This Bill was not proceeded with. It required a member like Samuel Morley, of known Christianity and a conscience, to carry it through the House.
A theory has been started that by registering an association, under the Friendly Societies Act, it would legalise its proceedings and virtually repeal all the laws confiscating bequests. No case of this kind has come before the higher courts. To do the Government justice, I know no case in which the Crown has interfered to confiscate a bequest on the ground of heresy in its use. Members of families, legally entitled to the property of a testator, may claim the money and get it. If the family enters no claim the bequest takes effect. In the meantime the state of the law prevents testators leaving property for the maintenance of their opinions, and Christians bring charges against philosophical thinkers for lack of generosity in building halls as Christians do chapels. The Christian reproaches the philosopher for not giving, when he has confiscated the bequest of the philosopher and the power of giving.
Priests often mourn at the disinclination to listen to the tenets they proclaim, and advertise in the newspapers the melancholy fact that only one person in five is found on Sunday in a place of worship, and do not remember how many persons remain away, not so much from dislike of the tenets preached, as from dislike of the injustice which they would have to share if they belonged to any Christian communion.
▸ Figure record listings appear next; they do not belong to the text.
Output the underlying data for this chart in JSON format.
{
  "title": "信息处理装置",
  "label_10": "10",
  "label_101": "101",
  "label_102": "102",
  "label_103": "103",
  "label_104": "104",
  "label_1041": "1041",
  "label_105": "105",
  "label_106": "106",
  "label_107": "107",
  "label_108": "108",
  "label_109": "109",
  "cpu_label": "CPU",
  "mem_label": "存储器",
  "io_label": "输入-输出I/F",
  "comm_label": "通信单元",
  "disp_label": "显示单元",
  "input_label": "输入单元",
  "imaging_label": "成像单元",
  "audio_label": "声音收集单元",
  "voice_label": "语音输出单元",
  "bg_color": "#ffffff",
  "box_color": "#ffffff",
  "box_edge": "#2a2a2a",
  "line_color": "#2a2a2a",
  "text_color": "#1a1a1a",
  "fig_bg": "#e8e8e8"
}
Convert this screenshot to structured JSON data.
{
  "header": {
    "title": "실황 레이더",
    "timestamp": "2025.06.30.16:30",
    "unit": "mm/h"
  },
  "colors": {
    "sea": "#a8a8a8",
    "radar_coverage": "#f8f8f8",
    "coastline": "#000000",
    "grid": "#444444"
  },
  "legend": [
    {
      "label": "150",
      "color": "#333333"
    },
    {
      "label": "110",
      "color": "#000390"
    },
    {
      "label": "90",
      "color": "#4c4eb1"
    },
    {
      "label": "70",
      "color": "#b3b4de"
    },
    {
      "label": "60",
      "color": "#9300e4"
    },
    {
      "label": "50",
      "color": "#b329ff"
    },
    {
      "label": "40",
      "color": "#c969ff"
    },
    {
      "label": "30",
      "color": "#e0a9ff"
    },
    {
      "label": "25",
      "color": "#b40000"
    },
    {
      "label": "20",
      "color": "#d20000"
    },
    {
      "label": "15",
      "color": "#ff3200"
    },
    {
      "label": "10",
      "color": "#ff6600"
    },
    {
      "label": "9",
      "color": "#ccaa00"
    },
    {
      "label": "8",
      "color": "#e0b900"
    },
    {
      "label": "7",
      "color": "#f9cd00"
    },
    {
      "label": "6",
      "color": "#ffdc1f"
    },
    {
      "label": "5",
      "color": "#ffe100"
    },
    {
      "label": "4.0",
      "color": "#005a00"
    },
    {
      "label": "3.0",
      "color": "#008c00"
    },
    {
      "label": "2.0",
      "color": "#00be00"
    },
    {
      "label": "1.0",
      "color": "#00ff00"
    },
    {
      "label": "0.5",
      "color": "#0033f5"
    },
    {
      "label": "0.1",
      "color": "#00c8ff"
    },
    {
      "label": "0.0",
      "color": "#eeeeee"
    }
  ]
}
CHAPTER XXXIX. TWO SUNDAYS
None of our Sunday Societies or Sunday Leagues seem ever to have thought of the advantages of advocating as I have long done—two Sundays—a Devotional Sunday and a Secular Sunday.
The advocacy of two Sundays would put an end to the fear or pretence that anybody wants to destroy the one we have.
The Policy of a Second Sunday is a necessity.
It would put an end to the belief that the working classes are mad, and not content with working six days want to work on the seventh.
It would preserve the present Sunday as a day of real rest and devotion. The one Sunday we now have is neither one thing nor the other. Its insufficiency for rest prevents it being an honest day of devotion. Proper recreation is out of the question. There is too little time for excursions out of town on the Saturday half-day holiday. Imprisonment in town irritates rather than refreshes—mere rest is not recreation.